Em dezembro de 1847, Anita partiu em mais uma jornada, dessa vez em direção à Itália, acompanhada dos filhos. Lá ela se instalou em Nizza (atual Nice) com a sogra, Rosa Raimondi, enquanto Garibaldi abraçava as campanhas pela unificação da Itália e instauração de uma República. Neste momento, com o amparo de Rosa, Anita não permaneceu espectadora e, a exemplo do que tinha feito durante os combates Farroupilhas, acompanhou Garibaldi em mais de uma ocasião. Em 1849, grávida do quinto filho, ela foi ao encontro dele durante o cerco de Roma. Ali, “vestida de homem” nas palavras dele, Anita o apoiou e depois seguiu com os revolucionários quando Garibaldi e seus partidários partiram em retirada perseguidos por franceses e austríacos. Foi durante esta jornada que sua saúde se deteriorou e ela veio a falecer no dia 4 de agosto em Madriole, onde foi enterrada às pressas devido à fuga de Garibaldi e seus homens. Morreu jovem, presumivelmente não havia ainda completado 30 anos, depois de uma década de andanças e vida compartilhada com Giuseppe. Seus restos mortais permaneceram ali por cerca de 10 anos e depois passaram por diversos sepultamentos até suas cinzas serem finalmente depositadas em um monumento na Colina Gianicolo, em Roma, em 1932, onde permanecem até hoje.

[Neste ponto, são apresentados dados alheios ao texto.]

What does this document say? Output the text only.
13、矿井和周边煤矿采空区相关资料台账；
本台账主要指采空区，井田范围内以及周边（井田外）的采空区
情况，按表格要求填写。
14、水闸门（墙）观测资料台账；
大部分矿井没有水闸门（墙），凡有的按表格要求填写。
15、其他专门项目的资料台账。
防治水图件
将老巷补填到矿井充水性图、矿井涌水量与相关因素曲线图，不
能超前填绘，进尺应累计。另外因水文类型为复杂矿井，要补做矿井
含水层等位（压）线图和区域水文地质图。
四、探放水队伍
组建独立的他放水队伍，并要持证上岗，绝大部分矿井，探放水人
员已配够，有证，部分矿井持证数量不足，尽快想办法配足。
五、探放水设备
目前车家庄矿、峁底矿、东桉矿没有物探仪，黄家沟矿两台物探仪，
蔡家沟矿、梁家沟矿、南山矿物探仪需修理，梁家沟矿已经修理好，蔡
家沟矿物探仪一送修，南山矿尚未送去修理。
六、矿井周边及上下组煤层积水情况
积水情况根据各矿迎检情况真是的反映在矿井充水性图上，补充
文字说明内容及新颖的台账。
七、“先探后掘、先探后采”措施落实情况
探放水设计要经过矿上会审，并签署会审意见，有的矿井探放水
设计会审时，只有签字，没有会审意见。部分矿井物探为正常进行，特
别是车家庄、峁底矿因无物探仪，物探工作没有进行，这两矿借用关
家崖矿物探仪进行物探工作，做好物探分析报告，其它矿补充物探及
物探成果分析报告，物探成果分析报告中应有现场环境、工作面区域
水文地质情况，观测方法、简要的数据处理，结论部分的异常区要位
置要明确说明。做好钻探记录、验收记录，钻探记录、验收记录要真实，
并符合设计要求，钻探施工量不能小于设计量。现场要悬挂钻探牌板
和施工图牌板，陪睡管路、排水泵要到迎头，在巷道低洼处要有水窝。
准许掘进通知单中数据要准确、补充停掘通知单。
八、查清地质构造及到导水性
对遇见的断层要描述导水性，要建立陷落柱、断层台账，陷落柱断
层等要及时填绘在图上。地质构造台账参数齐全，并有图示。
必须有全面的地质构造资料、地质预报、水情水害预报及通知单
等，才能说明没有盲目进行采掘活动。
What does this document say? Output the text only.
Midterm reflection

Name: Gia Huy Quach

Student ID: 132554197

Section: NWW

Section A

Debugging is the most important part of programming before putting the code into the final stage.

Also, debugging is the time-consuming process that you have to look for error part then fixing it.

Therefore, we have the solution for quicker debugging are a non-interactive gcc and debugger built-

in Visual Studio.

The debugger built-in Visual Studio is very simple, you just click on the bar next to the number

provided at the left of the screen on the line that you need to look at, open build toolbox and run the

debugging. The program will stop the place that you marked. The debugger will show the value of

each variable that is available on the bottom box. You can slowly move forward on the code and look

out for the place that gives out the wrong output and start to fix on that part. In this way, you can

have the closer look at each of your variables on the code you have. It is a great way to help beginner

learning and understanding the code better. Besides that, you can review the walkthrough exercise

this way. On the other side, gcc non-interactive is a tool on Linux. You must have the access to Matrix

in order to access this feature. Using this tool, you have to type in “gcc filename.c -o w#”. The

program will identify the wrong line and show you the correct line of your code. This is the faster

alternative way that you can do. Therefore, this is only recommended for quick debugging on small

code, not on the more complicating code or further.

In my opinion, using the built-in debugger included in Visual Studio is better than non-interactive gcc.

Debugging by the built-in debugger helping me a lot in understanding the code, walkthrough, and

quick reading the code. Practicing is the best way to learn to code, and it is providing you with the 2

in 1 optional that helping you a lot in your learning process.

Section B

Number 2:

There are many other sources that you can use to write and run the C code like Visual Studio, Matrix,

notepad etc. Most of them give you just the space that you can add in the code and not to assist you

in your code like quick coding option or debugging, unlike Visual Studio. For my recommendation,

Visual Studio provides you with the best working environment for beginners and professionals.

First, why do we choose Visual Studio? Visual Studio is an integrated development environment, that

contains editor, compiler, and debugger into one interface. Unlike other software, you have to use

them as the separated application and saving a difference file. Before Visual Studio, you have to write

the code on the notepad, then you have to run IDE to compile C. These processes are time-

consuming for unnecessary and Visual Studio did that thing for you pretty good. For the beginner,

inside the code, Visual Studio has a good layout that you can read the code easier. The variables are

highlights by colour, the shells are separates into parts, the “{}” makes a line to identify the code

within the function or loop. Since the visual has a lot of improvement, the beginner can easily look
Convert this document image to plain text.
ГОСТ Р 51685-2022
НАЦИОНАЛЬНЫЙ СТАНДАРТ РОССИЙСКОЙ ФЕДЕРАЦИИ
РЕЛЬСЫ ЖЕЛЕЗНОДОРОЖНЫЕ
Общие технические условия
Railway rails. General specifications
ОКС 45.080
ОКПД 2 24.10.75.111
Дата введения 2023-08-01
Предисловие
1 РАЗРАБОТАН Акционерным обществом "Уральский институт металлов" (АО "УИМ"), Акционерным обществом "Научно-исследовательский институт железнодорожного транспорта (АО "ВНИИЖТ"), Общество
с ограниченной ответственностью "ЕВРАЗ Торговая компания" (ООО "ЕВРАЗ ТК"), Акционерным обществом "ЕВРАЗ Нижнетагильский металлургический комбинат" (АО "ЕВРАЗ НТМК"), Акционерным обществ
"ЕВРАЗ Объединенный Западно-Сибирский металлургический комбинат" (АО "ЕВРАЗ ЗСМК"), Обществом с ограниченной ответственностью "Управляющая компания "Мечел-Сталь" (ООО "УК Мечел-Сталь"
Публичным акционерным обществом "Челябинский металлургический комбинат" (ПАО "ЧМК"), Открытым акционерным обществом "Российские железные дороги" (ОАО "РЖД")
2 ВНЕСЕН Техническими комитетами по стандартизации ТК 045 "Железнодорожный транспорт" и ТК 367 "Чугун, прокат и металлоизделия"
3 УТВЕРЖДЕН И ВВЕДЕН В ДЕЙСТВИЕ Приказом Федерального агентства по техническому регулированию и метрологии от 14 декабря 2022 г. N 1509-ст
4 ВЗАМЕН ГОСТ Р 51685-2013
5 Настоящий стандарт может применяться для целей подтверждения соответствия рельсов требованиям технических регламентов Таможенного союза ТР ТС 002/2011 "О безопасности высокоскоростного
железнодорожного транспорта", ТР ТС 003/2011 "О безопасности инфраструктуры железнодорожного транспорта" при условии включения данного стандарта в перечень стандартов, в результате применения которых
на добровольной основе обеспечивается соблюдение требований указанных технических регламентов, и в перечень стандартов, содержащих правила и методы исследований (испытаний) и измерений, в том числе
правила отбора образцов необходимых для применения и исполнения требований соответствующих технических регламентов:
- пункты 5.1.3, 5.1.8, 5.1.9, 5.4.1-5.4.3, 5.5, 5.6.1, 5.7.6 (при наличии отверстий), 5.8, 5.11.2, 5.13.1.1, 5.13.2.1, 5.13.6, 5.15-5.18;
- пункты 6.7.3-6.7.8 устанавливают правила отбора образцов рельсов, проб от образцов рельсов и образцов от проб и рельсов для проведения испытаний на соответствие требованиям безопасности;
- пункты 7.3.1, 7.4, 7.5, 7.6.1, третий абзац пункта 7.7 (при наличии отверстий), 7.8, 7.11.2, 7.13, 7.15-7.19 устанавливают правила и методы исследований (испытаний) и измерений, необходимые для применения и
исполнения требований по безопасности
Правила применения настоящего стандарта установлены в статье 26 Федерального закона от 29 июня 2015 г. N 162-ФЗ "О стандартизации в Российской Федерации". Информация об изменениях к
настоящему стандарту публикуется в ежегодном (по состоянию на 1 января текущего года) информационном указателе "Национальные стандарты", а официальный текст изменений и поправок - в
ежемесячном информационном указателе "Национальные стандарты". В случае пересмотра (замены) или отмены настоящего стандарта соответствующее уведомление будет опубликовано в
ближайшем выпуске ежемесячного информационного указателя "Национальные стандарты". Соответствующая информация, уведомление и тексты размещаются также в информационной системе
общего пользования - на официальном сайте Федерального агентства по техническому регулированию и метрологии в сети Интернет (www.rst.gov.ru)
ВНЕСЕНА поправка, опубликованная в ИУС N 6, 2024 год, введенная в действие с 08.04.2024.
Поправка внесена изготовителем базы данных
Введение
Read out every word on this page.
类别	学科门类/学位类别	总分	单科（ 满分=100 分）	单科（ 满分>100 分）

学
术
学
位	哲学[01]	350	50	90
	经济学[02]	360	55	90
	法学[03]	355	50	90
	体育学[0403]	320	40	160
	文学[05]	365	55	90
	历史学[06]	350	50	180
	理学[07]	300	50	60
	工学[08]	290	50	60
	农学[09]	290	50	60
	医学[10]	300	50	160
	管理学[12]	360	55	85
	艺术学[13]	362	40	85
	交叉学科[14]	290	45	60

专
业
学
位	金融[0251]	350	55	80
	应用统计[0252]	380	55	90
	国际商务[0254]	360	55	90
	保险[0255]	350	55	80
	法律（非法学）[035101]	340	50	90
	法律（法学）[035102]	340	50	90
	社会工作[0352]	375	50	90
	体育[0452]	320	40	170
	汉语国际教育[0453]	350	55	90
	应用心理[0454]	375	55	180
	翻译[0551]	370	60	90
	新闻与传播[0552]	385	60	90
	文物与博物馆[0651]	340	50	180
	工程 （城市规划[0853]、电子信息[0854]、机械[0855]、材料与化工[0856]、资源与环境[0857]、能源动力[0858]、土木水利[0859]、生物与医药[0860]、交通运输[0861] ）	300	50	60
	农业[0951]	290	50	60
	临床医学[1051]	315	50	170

“Onde conheci a grandeza da minha falta? – Na embocadura do Cambriu no dia em que esperando disputá-la à morte, lhe apertava convulsivamente o pulso para contar as suas últimas pulsações, absorvendo o seu alento fugitivo... Beijava os seus lábios moribundos, e apertava nos meus braços um cadáver, chorando lágrimas de desesperação.”

Logo depois, quando Garibaldi iniciou o rascunho de suas aventuras, a Anita heroína de dois mundos começou a tomar forma. Com o advento da República no Brasil, ela adentrou o panteão de heróis nacionais e os romances e biografias posteriores exultaram o caráter revolucionário de sua vida, elevando-a, junto com Garibaldi, ao status de símbolos da luta pela liberdade dos povos. Se ela foi apenas uma mulher comum colocada dentro de uma situação extraordinária ou uma amazona mitológica de espada em punho, não é possível categorizar e talvez pouco importe, afinal. Guerreira ou mãe, esposa ou libertária, mulher ou mito, são apenas alcunhas. A questão é que hoje Anita pode ser vista como uma metáfora representativa de força, livre arbítrio e vontade. O poder dela está na sua capacidade de inspirar mulheres do mundo todo a seguirem em frente a despeito das adversidades, das tristezas, das dificuldades e do imposto socialmente. Sua eternidade está na beleza de fazer-nos entender que, dentro de toda Ana Maria de Jesus, existe uma Anita capaz de absolutamente tudo, não importa o Tempo.